Peccato che questa domenica non sia come le altre domeniche... Infatti non me la sto spassando più di tanto.

Sbatto gli occhi a raffica nel buio, stanca, giù di tono. Avrò dormito a malapena due ore... Sono stata troppo impegnata a piangere e disperarmi.

Ieri sera, da quando Charlie se ne è andato, sono rimasta tutto il tempo a tavola, sola, mentre alle mie orecchie giungevano le urla dei miei genitori mischiate a quelle di Eddie.

Sapevo sarebbe andata a finire così, i nostri genitori non sono mai stati così flessibili di mente da poter accettare un cambiamento così grosso e pesante, perciò avevo già compreso come sarebbe andata a finire nel momento in cui Eddie ha sputato sul tavolo quella verità che tanto gli faceva male.

Confido nel fatto che lo comprendano più avanti, perché nonostante siano entrambi persone molto esigenti da noi e dal mondo, ci vogliono molto bene, e spero vivamente che questo bene li porti a capire cos'è meglio per Eddie, ovvero l'amore che lo lega a Lewis.

Allungo il braccio e cerco a tentoni il telefono sul comodino. Appena lo trovo lo prendo e lo accendo, mentre un selfie di me e Charlie usato come sfondo mi illumina completamente la faccia. Mezza accecata apro Instagram e inizio a scorrere alcune foto di profili che seguo. La maggior parte di questi sono post che riguardano gattini carini, serie televisive e meme sull'oroscopo, tutte cazzate che potrebbero considerarsi ottime come passatempo.

A un certo punto il mio dito si arresta, smettendo di scorrere sullo schermo del telefono. Ho appena trovato un post di Charlie, risalente a qualche giorno fa. Rappresenta Seppia, il suo magnifico gatto, che dorme in soggiorno illuminato da un tiepido raggio di sole che filtra dalla finestra. Non è per il post che mi irrigidisco, anzi, è davvero tenero, ma più che altro il ricordo legato a ieri sera.

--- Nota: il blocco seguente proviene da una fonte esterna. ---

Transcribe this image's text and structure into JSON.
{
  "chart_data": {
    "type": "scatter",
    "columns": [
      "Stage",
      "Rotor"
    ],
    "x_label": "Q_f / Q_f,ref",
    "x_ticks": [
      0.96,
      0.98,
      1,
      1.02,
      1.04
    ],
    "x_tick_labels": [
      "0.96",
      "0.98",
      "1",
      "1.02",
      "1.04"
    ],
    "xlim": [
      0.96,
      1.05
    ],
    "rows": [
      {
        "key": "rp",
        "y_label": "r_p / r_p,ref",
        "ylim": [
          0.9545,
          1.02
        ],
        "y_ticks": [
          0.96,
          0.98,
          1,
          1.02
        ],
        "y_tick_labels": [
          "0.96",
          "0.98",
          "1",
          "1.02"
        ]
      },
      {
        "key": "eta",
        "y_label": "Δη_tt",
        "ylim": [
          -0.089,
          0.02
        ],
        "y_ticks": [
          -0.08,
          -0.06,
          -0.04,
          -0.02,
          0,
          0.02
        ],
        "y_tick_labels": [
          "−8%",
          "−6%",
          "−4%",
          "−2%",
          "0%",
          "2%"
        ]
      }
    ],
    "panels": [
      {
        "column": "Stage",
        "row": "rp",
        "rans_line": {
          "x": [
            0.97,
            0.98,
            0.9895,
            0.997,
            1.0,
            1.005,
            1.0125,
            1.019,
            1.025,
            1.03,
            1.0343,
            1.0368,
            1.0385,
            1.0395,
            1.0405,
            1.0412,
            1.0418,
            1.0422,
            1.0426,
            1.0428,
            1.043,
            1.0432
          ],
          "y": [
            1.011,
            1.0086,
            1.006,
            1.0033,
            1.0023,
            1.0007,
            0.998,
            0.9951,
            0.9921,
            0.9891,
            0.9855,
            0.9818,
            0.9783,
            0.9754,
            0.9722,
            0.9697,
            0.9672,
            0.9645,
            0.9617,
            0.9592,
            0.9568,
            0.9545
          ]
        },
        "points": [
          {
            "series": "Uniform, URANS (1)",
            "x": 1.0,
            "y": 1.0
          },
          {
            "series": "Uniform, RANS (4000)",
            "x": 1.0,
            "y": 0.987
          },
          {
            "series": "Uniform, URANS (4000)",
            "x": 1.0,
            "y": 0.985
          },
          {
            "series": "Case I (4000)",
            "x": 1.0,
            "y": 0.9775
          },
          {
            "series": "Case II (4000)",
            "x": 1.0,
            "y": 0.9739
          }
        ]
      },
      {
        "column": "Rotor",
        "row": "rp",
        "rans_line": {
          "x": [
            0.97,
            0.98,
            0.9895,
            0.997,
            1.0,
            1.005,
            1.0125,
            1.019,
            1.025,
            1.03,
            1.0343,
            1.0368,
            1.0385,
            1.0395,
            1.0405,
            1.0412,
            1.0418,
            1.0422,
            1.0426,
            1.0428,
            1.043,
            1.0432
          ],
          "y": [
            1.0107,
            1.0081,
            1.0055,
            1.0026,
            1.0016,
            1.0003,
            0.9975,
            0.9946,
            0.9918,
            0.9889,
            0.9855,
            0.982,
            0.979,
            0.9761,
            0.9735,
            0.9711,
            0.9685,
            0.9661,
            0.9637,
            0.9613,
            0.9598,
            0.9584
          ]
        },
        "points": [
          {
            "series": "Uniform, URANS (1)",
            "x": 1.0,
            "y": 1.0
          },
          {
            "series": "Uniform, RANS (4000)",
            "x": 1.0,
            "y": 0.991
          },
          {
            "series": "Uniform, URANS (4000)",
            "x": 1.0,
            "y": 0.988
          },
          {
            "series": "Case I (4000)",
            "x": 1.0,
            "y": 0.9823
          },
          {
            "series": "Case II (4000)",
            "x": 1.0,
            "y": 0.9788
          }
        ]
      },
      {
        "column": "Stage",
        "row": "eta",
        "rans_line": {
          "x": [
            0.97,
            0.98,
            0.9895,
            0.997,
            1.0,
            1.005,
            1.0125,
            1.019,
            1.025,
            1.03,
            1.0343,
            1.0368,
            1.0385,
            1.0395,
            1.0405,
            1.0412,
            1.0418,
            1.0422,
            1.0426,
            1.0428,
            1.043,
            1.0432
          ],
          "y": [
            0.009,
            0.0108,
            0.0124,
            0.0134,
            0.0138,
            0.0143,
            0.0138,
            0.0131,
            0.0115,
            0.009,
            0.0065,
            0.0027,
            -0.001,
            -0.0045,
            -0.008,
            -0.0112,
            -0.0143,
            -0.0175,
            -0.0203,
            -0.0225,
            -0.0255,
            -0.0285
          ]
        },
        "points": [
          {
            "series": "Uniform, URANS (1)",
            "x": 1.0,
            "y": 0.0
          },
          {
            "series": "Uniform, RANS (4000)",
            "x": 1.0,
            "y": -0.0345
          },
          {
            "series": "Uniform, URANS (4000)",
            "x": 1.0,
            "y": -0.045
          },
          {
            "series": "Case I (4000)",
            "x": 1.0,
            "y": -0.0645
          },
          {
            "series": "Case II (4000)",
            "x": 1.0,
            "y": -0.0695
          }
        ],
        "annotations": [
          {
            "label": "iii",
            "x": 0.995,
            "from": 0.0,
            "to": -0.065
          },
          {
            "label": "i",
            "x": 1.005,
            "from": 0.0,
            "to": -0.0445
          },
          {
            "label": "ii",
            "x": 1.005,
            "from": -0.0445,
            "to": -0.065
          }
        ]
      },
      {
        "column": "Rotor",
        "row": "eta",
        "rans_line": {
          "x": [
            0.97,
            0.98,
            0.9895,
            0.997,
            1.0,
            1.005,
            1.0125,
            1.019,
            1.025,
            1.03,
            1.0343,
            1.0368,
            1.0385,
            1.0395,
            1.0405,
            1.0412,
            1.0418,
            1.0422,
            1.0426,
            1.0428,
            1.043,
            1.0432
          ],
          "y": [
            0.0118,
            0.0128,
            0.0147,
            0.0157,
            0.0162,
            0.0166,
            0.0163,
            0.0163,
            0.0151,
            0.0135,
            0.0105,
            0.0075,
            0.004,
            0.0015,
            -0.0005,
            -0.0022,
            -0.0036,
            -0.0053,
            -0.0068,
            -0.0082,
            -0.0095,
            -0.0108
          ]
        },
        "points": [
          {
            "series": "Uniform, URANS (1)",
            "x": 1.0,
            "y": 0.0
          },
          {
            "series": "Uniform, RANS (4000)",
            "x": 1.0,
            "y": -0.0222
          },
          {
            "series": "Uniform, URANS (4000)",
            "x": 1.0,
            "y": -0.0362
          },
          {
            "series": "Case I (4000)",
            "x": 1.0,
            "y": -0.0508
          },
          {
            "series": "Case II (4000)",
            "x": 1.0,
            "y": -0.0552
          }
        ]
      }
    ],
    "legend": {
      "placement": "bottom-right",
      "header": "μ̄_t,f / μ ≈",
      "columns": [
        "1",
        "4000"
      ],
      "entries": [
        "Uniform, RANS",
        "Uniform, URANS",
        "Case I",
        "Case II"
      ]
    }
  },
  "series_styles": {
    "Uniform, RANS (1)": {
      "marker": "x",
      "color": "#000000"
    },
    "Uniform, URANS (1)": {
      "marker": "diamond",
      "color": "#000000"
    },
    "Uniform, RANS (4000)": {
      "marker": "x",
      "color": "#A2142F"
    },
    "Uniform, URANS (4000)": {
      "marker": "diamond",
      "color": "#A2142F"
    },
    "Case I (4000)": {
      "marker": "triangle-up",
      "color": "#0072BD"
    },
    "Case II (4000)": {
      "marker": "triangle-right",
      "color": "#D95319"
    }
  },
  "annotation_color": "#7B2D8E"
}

«Per qualsiasi cosa chiamami» mi aveva detto. Qualsiasi, qualsiasi cosa. Persino per questo malessere che mi perseguita fin da ieri sera e che è andato ad aumentare non appena mia madre mi ha urlato contro infuriata per il fatto che sapessi tutto di Eddie e fossi stata zitta, oppure quando sono entrata in camera di mio fratello per consolarlo e stargli vicino, trovandolo il lacrime, in preda agli spasmi e completamente distrutto. Mi aveva urlato di andarmene, di lasciarlo in pace, cacciandomi fuori con una brutalità incredibile.

Sospiro e mi rannicchio di più sotto alle coperte. Vorrei chiamare Charlie, davvero, la mia mente sta combattendo aspramente contro quella parte di me che mi dice di cliccare il suo maledetto contatto e sentire squillare il telefono, ma non posso che diamine! Sono le cinque del mattino, le cinque del mattino di una domenica terribile e odorante di sangue. Nemmeno una nonnetta di ottant'anni telefonerebbe al nipote alle cinque del mattino.

Sbuffo e sbatto il telefono contro il piano del comodino, mentre un leggero botto rimbomba nel silenzio seccante di quella casa. Sempre a tentoni cerco l'interruttore dell'abat jour e lo accendo, illuminando l'intera camera di arancione. Prendo il mio diario, lo apro e faccio scricchiolare leggermente la carta. Sospiro, crogiolandomi in quel profumo che sa levarmi tutti i mali.